PJC: That's strange, as most film and television I see these days have the men in navy or charcoal suits, albeit with the de rigeur white shirts and dark ties. I don't recall a single black suit in the episodes of "Six Feet Under" I've seen!


----------



## Earl of Ormonde

Any plain dark suit and any plain dark tie is suitable....unless you're in Sweden of course where a light grey suit is the accepted norm coupled with a white tie for family members.

The only people who wear black/navy suits and black ties in Sweden are the church and undertaker staff...we did this thread just a week or so ago.


----------



## Tim Correll

Flanderian said:


> I'd prefer charcoal or other darker gray as a fist choice with a black or dark gray tie. But if navy it is, navy it will have to be!

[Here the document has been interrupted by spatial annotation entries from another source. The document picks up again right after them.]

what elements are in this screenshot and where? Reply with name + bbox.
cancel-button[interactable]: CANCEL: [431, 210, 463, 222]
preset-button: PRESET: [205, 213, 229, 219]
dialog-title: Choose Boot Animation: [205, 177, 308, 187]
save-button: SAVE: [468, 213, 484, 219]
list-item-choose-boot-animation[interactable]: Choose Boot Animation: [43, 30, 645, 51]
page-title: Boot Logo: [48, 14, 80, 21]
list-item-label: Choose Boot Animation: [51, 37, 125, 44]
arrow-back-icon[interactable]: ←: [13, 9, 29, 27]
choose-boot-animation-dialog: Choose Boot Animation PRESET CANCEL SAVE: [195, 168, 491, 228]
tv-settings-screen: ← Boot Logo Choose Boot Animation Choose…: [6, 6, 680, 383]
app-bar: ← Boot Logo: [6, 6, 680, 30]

What about a charcoal tie if it is somber? Is that acceptable for a wake, memorial service and funeral?


----------



## JLibourel

Matt S said:


> No pinstripes. Stripes are for business only.


I have never quite understood where this iGent dogma came from. If you look at the "Golden Age" illustrations by Fellowes, et al., in Flusser's "Dressing the Man," there are a number of pictures of men in pinstripes in non-business situations. In point of fact, I have worn a charcoal suit with faint pinstriping to several funerals and never felt I was in the least out of line. At least in my part of the world, wearing any sort of conservative suit to a funeral will put you way ahead of most mourners apparel-wise.


----------